The long-term positive trend of China's capital market will not change

  Fan Dayu

  Today's Review

  The economy is the body, finance is the blood, and the capital market plays an important role in the operation of finance. China is deepening reforms to create a standardized, transparent, open, dynamic, and resilient capital market. Short-term volatility cannot change the direction of China's capital market in the medium and long term. As long as investors uphold the professional spirit of rational investment and long-term investment, they will be able to grow together healthily with the Chinese capital market and harvest a bright future.

  Xiao Gang, a member of the National Committee of the Chinese People's Political Consultative Conference and former chairman of the China Securities Regulatory Commission, stated at the "2020 International Monetary Forum" on July 25 that Chinese assets have long-term investment value, especially their structural value. The safety, profitability, and robustness of RMB assets are outstanding, and China's capital market has become one of the largest markets in the world. Since the beginning of this year, the Chinese financial market has shown a relatively stable situation and stronger resilience compared with the international market. The number of IPOs in the Shanghai and Shenzhen stock markets has exceeded that of the Nasdaq and the New York Stock Exchange.

  Recently, the A-share market has experienced a sharp decline again, experiencing two sharp declines within two weeks, and some investors have begun to bearish on the Chinese capital market. Since July, the Shanghai and Shenzhen stock markets have risen sharply. This round of rise is a normal response to ample liquidity in a low interest rate environment. It is a positive response to the launch of the GEM registration system and other major reforms in the capital market. It is also a response to the epidemic in China. Remarkable prevention and control results and positive recognition of economic recovery.

  When the stock market is rising, some investors have a mentality of getting rich overnight, and once the market pulls back, it is immediately difficult to suppress their pessimism and frustration. The reason why investors cannot maintain objectiveness and rationality is mainly because they lack a comprehensive and profound understanding of the long-term investment value of Chinese assets.

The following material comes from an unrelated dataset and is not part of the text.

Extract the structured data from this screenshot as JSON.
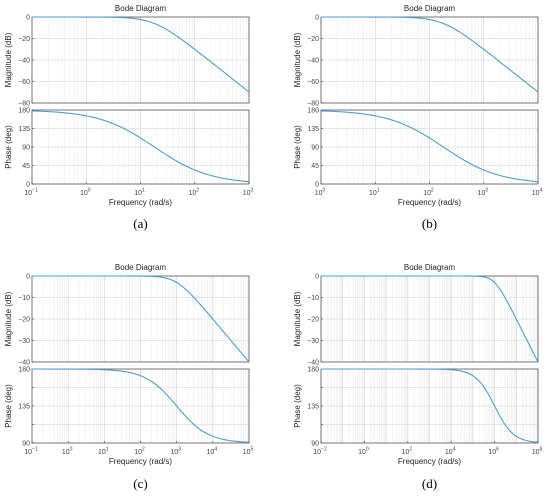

  The Chinese stock market grew out of nothing and became the world's second largest market in less than 30 years. In recent years, with China's increasing economic status, global investors' demand for Chinese stocks has continued to rise. Relevant statistics show that by the end of 2019, the allocation of renminbi financial assets by foreign institutions has reached 6.4 trillion yuan, and an average annual growth rate of 20% has been maintained.

  Foreign capital is very interested in the Chinese market, and since this year, China has become increasingly attractive. The spread of the global epidemic has caused major fluctuations in financial markets. The US stock market fused four times in March this year, triggering a chain reaction in the stock markets of some countries. Compared with the turbulence in the international financial market, China's capital market has shown a relatively stable operation and strong resilience. Morgan Stanley, a well-known American investment bank, even listed China as an "asset refuge" in front of the epidemic, and upgraded China's stock market to "overweight."

  Chinese assets have long-term investment value, not only because of their low valuations, but also related to their recent structural value. Since the outbreak of the new crown epidemic, many listed companies in Europe and the United States have rapidly reduced their profits, so they have stopped paying dividends and have suspended stock repurchases. The use of cash to repurchase shares by listed companies is an important factor in stimulating stock prices. European and American stock markets have reduced dividends and weakened stock prices, which has led to a sharp drop in the rate of return on financial assets. In order to achieve better investment returns, overseas funds are bound to continue to increase their investment in Chinese assets.

  Recently, the Shanghai and Shenzhen stock markets have fallen sharply twice, which is generally believed to be related to the large number of foreign shares sold. Data shows that the net outflow of funds from the north on Friday reached 16 billion yuan. In fact, investors do not need to worry about foreign investment, long-term investment value is the key to determining the trend of A shares. In China's capital market, there are still many listed companies in valuation depressions that have strong investment value. With the structural value of the global stock market, more external resources will inevitably be continuously injected into A shares in the future to promote the long-term improvement of the market.

  The long-term positive trend of China's capital market will not change, because the foundation of this market is a strong and stable Chinese economy. Data show that China's gross domestic product (GDP) in the second quarter increased by 3.2% year-on-year. After experiencing a “squat” in the first quarter, economic growth in the second quarter quickly recovered. China has become the first major economy to achieve growth since the new crown epidemic. The Chinese economy is regarded as an indispensable positive energy for global recovery, and China has therefore become a mainstay in stabilizing the global economy. The inherent resilience and vitality of the Chinese economy will not only inject strong confidence and momentum into the world, but will also inevitably become a strong support for renminbi assets, attracting various long-term capital to continue to flow into the Chinese stock market.

  The economy is the body, finance is the blood, and the capital market plays an important role in the operation of finance. China is deepening reforms to create a standardized, transparent, open, dynamic, and resilient capital market. Short-term volatility cannot change the direction of China's capital market in the medium and long term. As long as investors uphold the professional spirit of rational investment and long-term investment, they will be able to grow together healthily with the Chinese capital market and harvest a bright future.